D'Arcy Waldegrave: The insane performances of Bathurst

Author
D'Arcy Waldegrave ,
Publish Date
Sat, 11 Oct 2025, 9:16am

The greatest spectacle in racing? Nope, that’s the Indy 500. The race that stops a nation? Nah, that’s the Melbourne Cup. The great race? Yeah, that’s it – the Bathurst 1000.   

The magnificence of the mountain is back. The 1000km Supercar squirt around Mt Panorama just outside the NSW town of Bathurst gets its rev counter red-lining tomorrow afternoon just before 2. Six hours of man and machine savaging the circuit, originally built as a sedate mountain drive for tourists.   

This will sound a bit a bit geeky, so be it. 

A constant source of fascination for me is the astonishing propinquity of the lap times across the field. 

Consider this. Qualifying yesterday threw up this: over one lap, 6.213 kilometres, the first six cars were separated by one tenth of a second. Brodie Kostecki’s provisional pole position time was 0.0064 of a second quicker than the number 2 placed driver Broc Feeney.  

Six and four-tenths of a thousandth of a second. Over 6.2 kilometres.   

Different cars. Different teams. Different set ups. Different lines. Different drivers. Separated by essentially a click of the fingers.   

Get on your phone and try to start and stop your stopwatch to the same nth. I’d hazard a guess you can’t.  

It’s insane.

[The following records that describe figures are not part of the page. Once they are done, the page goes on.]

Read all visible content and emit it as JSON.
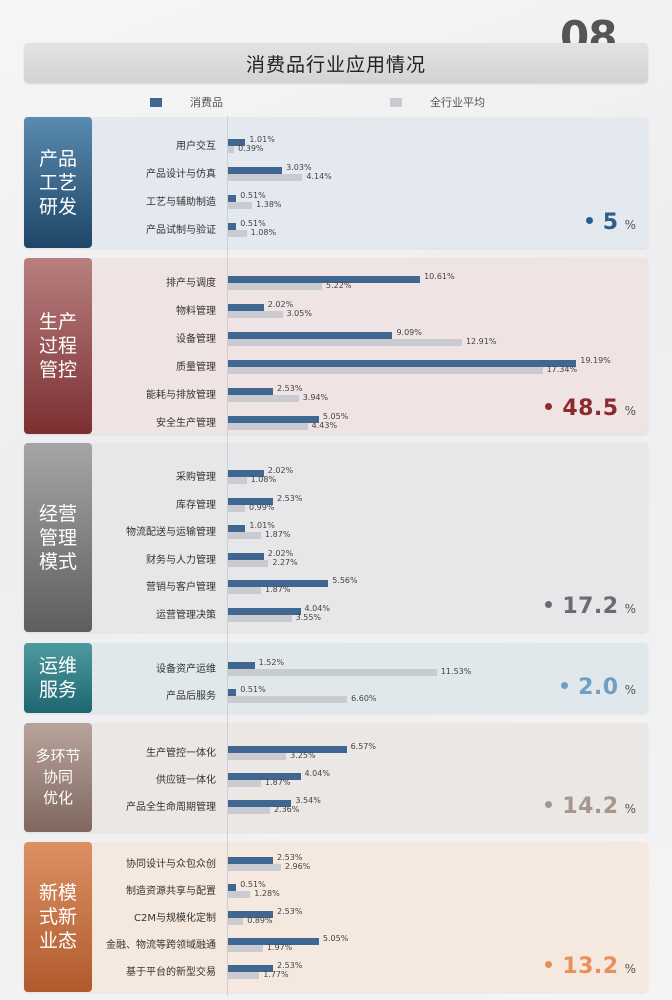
{
  "page_number": "08",
  "title": "消费品行业应用情况",
  "legend": [
    {
      "name": "消费品",
      "color": "#3f6791"
    },
    {
      "name": "全行业平均",
      "color": "#c9cbd0"
    }
  ],
  "chart_data": {
    "type": "bar",
    "orientation": "horizontal",
    "unit": "%",
    "xlim": [
      0,
      20
    ],
    "series_names": [
      "消费品",
      "全行业平均"
    ],
    "groups": [
      {
        "label": [
          "产品",
          "工艺",
          "研发"
        ],
        "total": "5",
        "total_unit": "%",
        "colors": {
          "label_top": "#5a8bb0",
          "label_bottom": "#1e4566",
          "panel": "#e3e9ef",
          "accent": "#2d5d8c"
        },
        "rows": [
          {
            "category": "用户交互",
            "values": [
              1.01,
              0.39
            ],
            "labels": [
              "1.01%",
              "0.39%"
            ]
          },
          {
            "category": "产品设计与仿真",
            "values": [
              3.03,
              4.14
            ],
            "labels": [
              "3.03%",
              "4.14%"
            ]
          },
          {
            "category": "工艺与辅助制造",
            "values": [
              0.51,
              1.38
            ],
            "labels": [
              "0.51%",
              "1.38%"
            ]
          },
          {
            "category": "产品试制与验证",
            "values": [
              0.51,
              1.08
            ],
            "labels": [
              "0.51%",
              "1.08%"
            ]
          }
        ]
      },
      {
        "label": [
          "生产",
          "过程",
          "管控"
        ],
        "total": "48.5",
        "total_unit": "%",
        "colors": {
          "label_top": "#b87f7f",
          "label_bottom": "#7c2f31",
          "panel": "#efe3e3",
          "accent": "#8e2a2e"
        },
        "rows": [
          {
            "category": "排产与调度",
            "values": [
              10.61,
              5.22
            ],
            "labels": [
              "10.61%",
              "5.22%"
            ]
          },
          {
            "category": "物料管理",
            "values": [
              2.02,
              3.05
            ],
            "labels": [
              "2.02%",
              "3.05%"
            ]
          },
          {
            "category": "设备管理",
            "values": [
              9.09,
              12.91
            ],
            "labels": [
              "9.09%",
              "12.91%"
            ]
          },
          {
            "category": "质量管理",
            "values": [
              19.19,
              17.34
            ],
            "labels": [
              "19.19%",
              "17.34%"
            ]
          },
          {
            "category": "能耗与排放管理",
            "values": [
              2.53,
              3.94
            ],
            "labels": [
              "2.53%",
              "3.94%"
            ]
          },
          {
            "category": "安全生产管理",
            "values": [
              5.05,
              4.43
            ],
            "labels": [
              "5.05%",
              "4.43%"
            ]
          }
        ]
      },
      {
        "label": [
          "经营",
          "管理",
          "模式"
        ],
        "total": "17.2",
        "total_unit": "%",
        "colors": {
          "label_top": "#a6a6a8",
          "label_bottom": "#5e5e61",
          "panel": "#e7e7e9",
          "accent": "#6c6c70"
        },
        "rows": [
          {
            "category": "采购管理",
            "values": [
              2.02,
              1.08
            ],
            "labels": [
              "2.02%",
              "1.08%"
            ]
          },
          {
            "category": "库存管理",
            "values": [
              2.53,
              0.99
            ],
            "labels": [
              "2.53%",
              "0.99%"
            ]
          },
          {
            "category": "物流配送与运输管理",
            "values": [
              1.01,
              1.87
            ],
            "labels": [
              "1.01%",
              "1.87%"
            ]
          },
          {
            "category": "财务与人力管理",
            "values": [
              2.02,
              2.27
            ],
            "labels": [
              "2.02%",
              "2.27%"
            ]
          },
          {
            "category": "营销与客户管理",
            "values": [
              5.56,
              1.87
            ],
            "labels": [
              "5.56%",
              "1.87%"
            ]
          },
          {
            "category": "运营管理决策",
            "values": [
              4.04,
              3.55
            ],
            "labels": [
              "4.04%",
              "3.55%"
            ]
          }
        ]
      },
      {
        "label": [
          "运维",
          "服务"
        ],
        "total": "2.0",
        "total_unit": "%",
        "colors": {
          "label_top": "#4e9aa0",
          "label_bottom": "#1f6670",
          "panel": "#e1e8ec",
          "accent": "#6f9fc2"
        },
        "rows": [
          {
            "category": "设备资产运维",
            "values": [
              1.52,
              11.53
            ],
            "labels": [
              "1.52%",
              "11.53%"
            ]
          },
          {
            "category": "产品后服务",
            "values": [
              0.51,
              6.6
            ],
            "labels": [
              "0.51%",
              "6.60%"
            ]
          }
        ]
      },
      {
        "label": [
          "多环节",
          "协同",
          "优化"
        ],
        "total": "14.2",
        "total_unit": "%",
        "colors": {
          "label_top": "#b8a39b",
          "label_bottom": "#80685f",
          "panel": "#ebe7e5",
          "accent": "#a8968c"
        },
        "rows": [
          {
            "category": "生产管控一体化",
            "values": [
              6.57,
              3.25
            ],
            "labels": [
              "6.57%",
              "3.25%"
            ]
          },
          {
            "category": "供应链一体化",
            "values": [
              4.04,
              1.87
            ],
            "labels": [
              "4.04%",
              "1.87%"
            ]
          },
          {
            "category": "产品全生命周期管理",
            "values": [
              3.54,
              2.36
            ],
            "labels": [
              "3.54%",
              "2.36%"
            ]
          }
        ]
      },
      {
        "label": [
          "新模",
          "式新",
          "业态"
        ],
        "total": "13.2",
        "total_unit": "%",
        "colors": {
          "label_top": "#dc9164",
          "label_bottom": "#b05a2c",
          "panel": "#f5e8df",
          "accent": "#e6905a"
        },
        "rows": [
          {
            "category": "协同设计与众包众创",
            "values": [
              2.53,
              2.96
            ],
            "labels": [
              "2.53%",
              "2.96%"
            ]
          },
          {
            "category": "制造资源共享与配置",
            "values": [
              0.51,
              1.28
            ],
            "labels": [
              "0.51%",
              "1.28%"
            ]
          },
          {
            "category": "C2M与规模化定制",
            "values": [
              2.53,
              0.89
            ],
            "labels": [
              "2.53%",
              "0.89%"
            ]
          },
          {
            "category": "金融、物流等跨领域融通",
            "values": [
              5.05,
              1.97
            ],
            "labels": [
              "5.05%",
              "1.97%"
            ]
          },
          {
            "category": "基于平台的新型交易",
            "values": [
              2.53,
              1.77
            ],
            "labels": [
              "2.53%",
              "1.77%"
            ]
          }
        ]
      }
    ]
  }
}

It amplifies the how the teams wring every last millisecond of performance out of the equipment, the track, the driver, and they can’t really be split.  

Then they do it for over six hours through rain and shine, tyre wear, equipment failure, and the odd errant marsupial.  

Mental.   

It’s all the fun of the circus, or a leisurely drive in the country, which was what the road was built for.